"Oct. 10 (Bloomberg) -- U.S. exchanges may seek to impose a temporary ban on short sales for individual stocks that plunge... Under the plan, a stock that ends trading with a loss of at least 20 percent would be protected from short sellers for the following three days, the people said..."
So... hmm... if I am shorting the hell out of a name, even if I only started when it was already down 8-10%, and it starts to get to maybe 15 or 16% down on the day, I would probably slow my short selling right down or even start to cover some or all of the position under this 20%/3day ruling - so yes, that might actually work. Yay! Then my bear-raiding buddies and I can whack it again the next day for another 15-16% and the following day for another 15-16%. Cool.
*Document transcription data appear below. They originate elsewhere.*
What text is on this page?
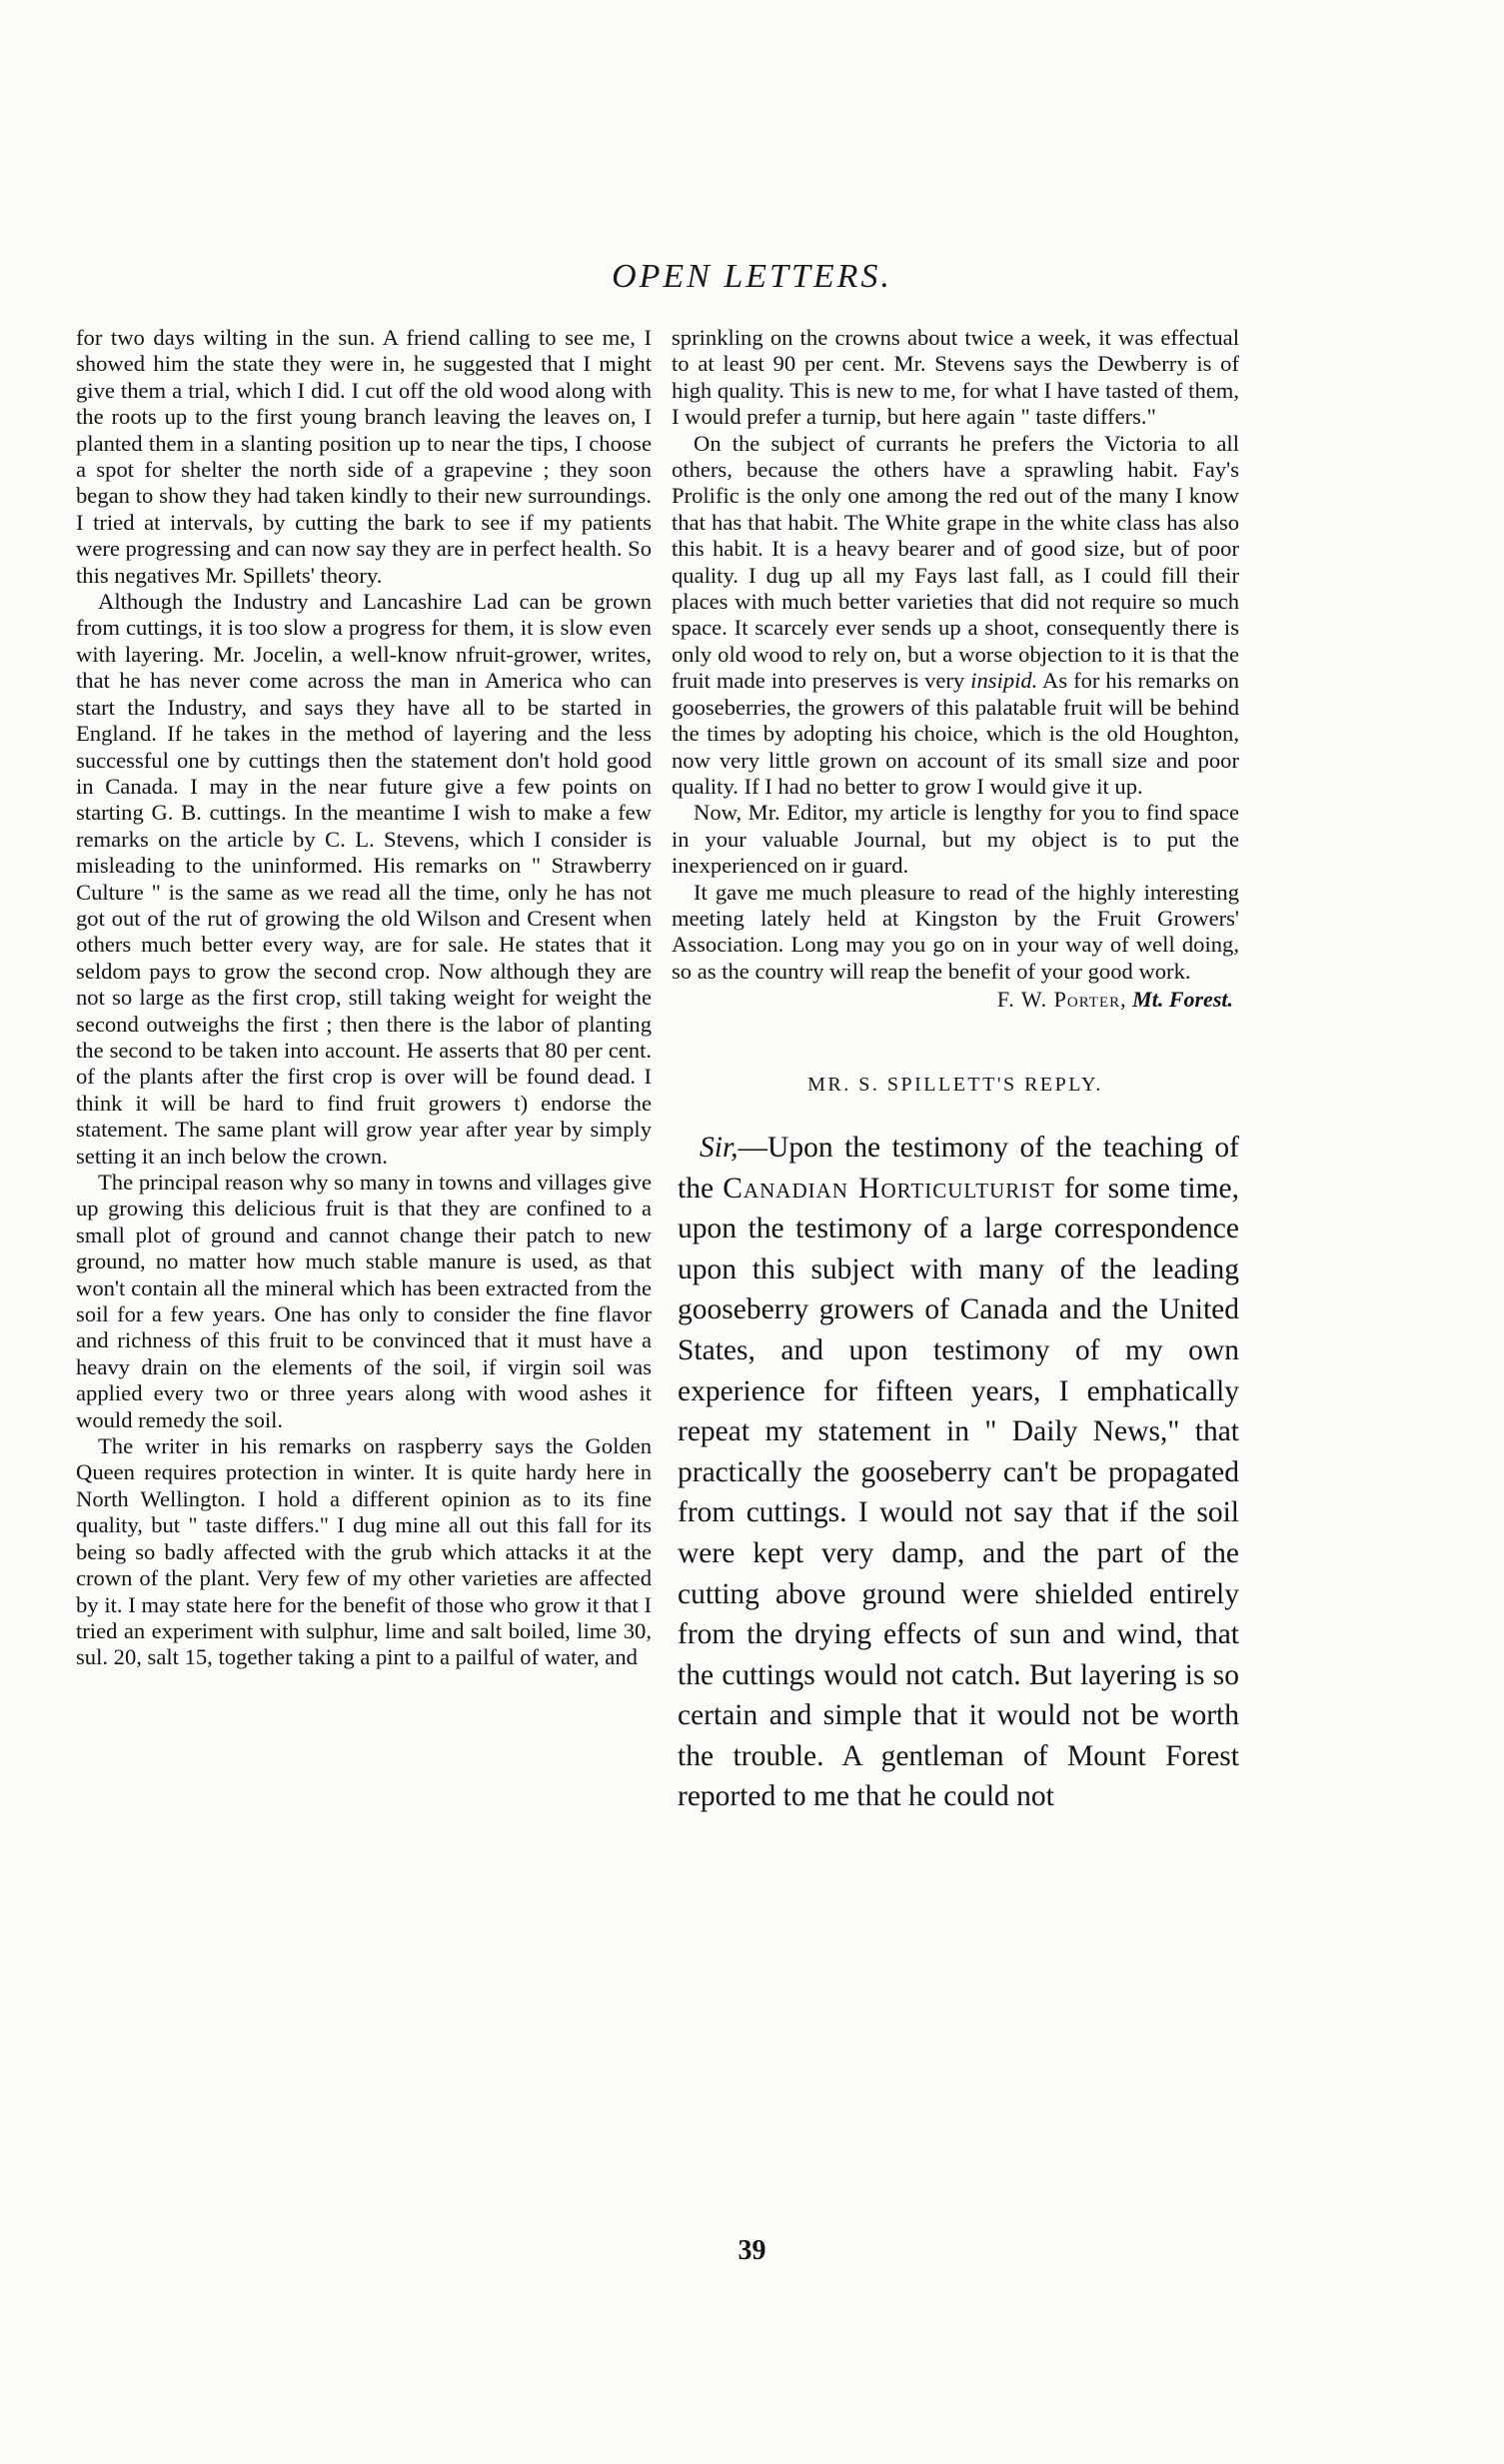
OPEN LETTERS.

for two days wilting in the sun. A friend calling to see me, I showed him the state they were in, he suggested that I might give them a trial, which I did. I cut off the old wood along with the roots up to the first young branch leaving the leaves on, I planted them in a slanting position up to near the tips, I choose a spot for shelter the north side of a grapevine ; they soon began to show they had taken kindly to their new surroundings. I tried at intervals, by cutting the bark to see if my patients were progressing and can now say they are in perfect health. So this negatives Mr. Spillets' theory.

Although the Industry and Lancashire Lad can be grown from cuttings, it is too slow a progress for them, it is slow even with layering. Mr. Jocelin, a well-know nfruit-grower, writes, that he has never come across the man in America who can start the Industry, and says they have all to be started in England. If he takes in the method of layering and the less successful one by cuttings then the statement don't hold good in Canada. I may in the near future give a few points on starting G. B. cuttings. In the meantime I wish to make a few remarks on the article by C. L. Stevens, which I consider is misleading to the uninformed. His remarks on " Strawberry Culture " is the same as we read all the time, only he has not got out of the rut of growing the old Wilson and Cresent when others much better every way, are for sale. He states that it seldom pays to grow the second crop. Now although they are not so large as the first crop, still taking weight for weight the second outweighs the first ; then there is the labor of planting the second to be taken into account. He asserts that 80 per cent. of the plants after the first crop is over will be found dead. I think it will be hard to find fruit growers t) endorse the statement. The same plant will grow year after year by simply setting it an inch below the crown.

The principal reason why so many in towns and villages give up growing this delicious fruit is that they are confined to a small plot of ground and cannot change their patch to new ground, no matter how much stable manure is used, as that won't contain all the mineral which has been extracted from the soil for a few years. One has only to consider the fine flavor and richness of this fruit to be convinced that it must have a heavy drain on the elements of the soil, if virgin soil was applied every two or three years along with wood ashes it would remedy the soil.

The writer in his remarks on raspberry says the Golden Queen requires protection in winter. It is quite hardy here in North Wellington. I hold a different opinion as to its fine quality, but " taste differs." I dug mine all out this fall for its being so badly affected with the grub which attacks it at the crown of the plant. Very few of my other varieties are affected by it. I may state here for the benefit of those who grow it that I tried an experiment with sulphur, lime and salt boiled, lime 30, sul. 20, salt 15, together taking a pint to a pailful of water, and

sprinkling on the crowns about twice a week, it was effectual to at least 90 per cent. Mr. Stevens says the Dewberry is of high quality. This is new to me, for what I have tasted of them, I would prefer a turnip, but here again " taste differs."

On the subject of currants he prefers the Victoria to all others, because the others have a sprawling habit. Fay's Prolific is the only one among the red out of the many I know that has that habit. The White grape in the white class has also this habit. It is a heavy bearer and of good size, but of poor quality. I dug up all my Fays last fall, as I could fill their places with much better varieties that did not require so much space. It scarcely ever sends up a shoot, consequently there is only old wood to rely on, but a worse objection to it is that the fruit made into preserves is very insipid. As for his remarks on gooseberries, the growers of this palatable fruit will be behind the times by adopting his choice, which is the old Houghton, now very little grown on account of its small size and poor quality. If I had no better to grow I would give it up.

Now, Mr. Editor, my article is lengthy for you to find space in your valuable Journal, but my object is to put the inexperienced on ir guard.

It gave me much pleasure to read of the highly interesting meeting lately held at Kingston by the Fruit Growers' Association. Long may you go on in your way of well doing, so as the country will reap the benefit of your good work.

F. W. Porter, Mt. Forest.
MR. S. SPILLETT'S REPLY.

Sir,—Upon the testimony of the teaching of the Canadian Horticulturist for some time, upon the testimony of a large correspondence upon this subject with many of the leading gooseberry growers of Canada and the United States, and upon testimony of my own experience for fifteen years, I emphatically repeat my statement in " Daily News," that practically the gooseberry can't be propagated from cuttings. I would not say that if the soil were kept very damp, and the part of the cutting above ground were shielded entirely from the drying effects of sun and wind, that the cuttings would not catch. But layering is so certain and simple that it would not be worth the trouble. A gentleman of Mount Forest reported to me that he could not

39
Oh, wait... But what if I want to squeeze the short sellers that have smacked down a stock I am holding in my portfolio by 15-16%... What would I do? Well, towards the close, I might go and sell the hell out of it to get it to breach the 20% fall for the day limit and then pile in long the next few days to force the shorts to cover under the 3 day ban.
It may not even be a name I already hold - I could short sell just enough to force it through the 20% mark and then cover quickly and pile in long as above.
Of course, I may actually fail to get it down more than 20%, since as a short squeezer trying to drive the stock up, I will be shorting hard into a lot of buying by bears covering their shorts that day so they can drive it down on following days (you following this?) So if I don't get it trading more than 20% down, I can still enjoy the ride, i.e. make money on my short the next day and decide what to do later.
Neat. We need a bit more volatility and uncertainty in this market to keep things interesting.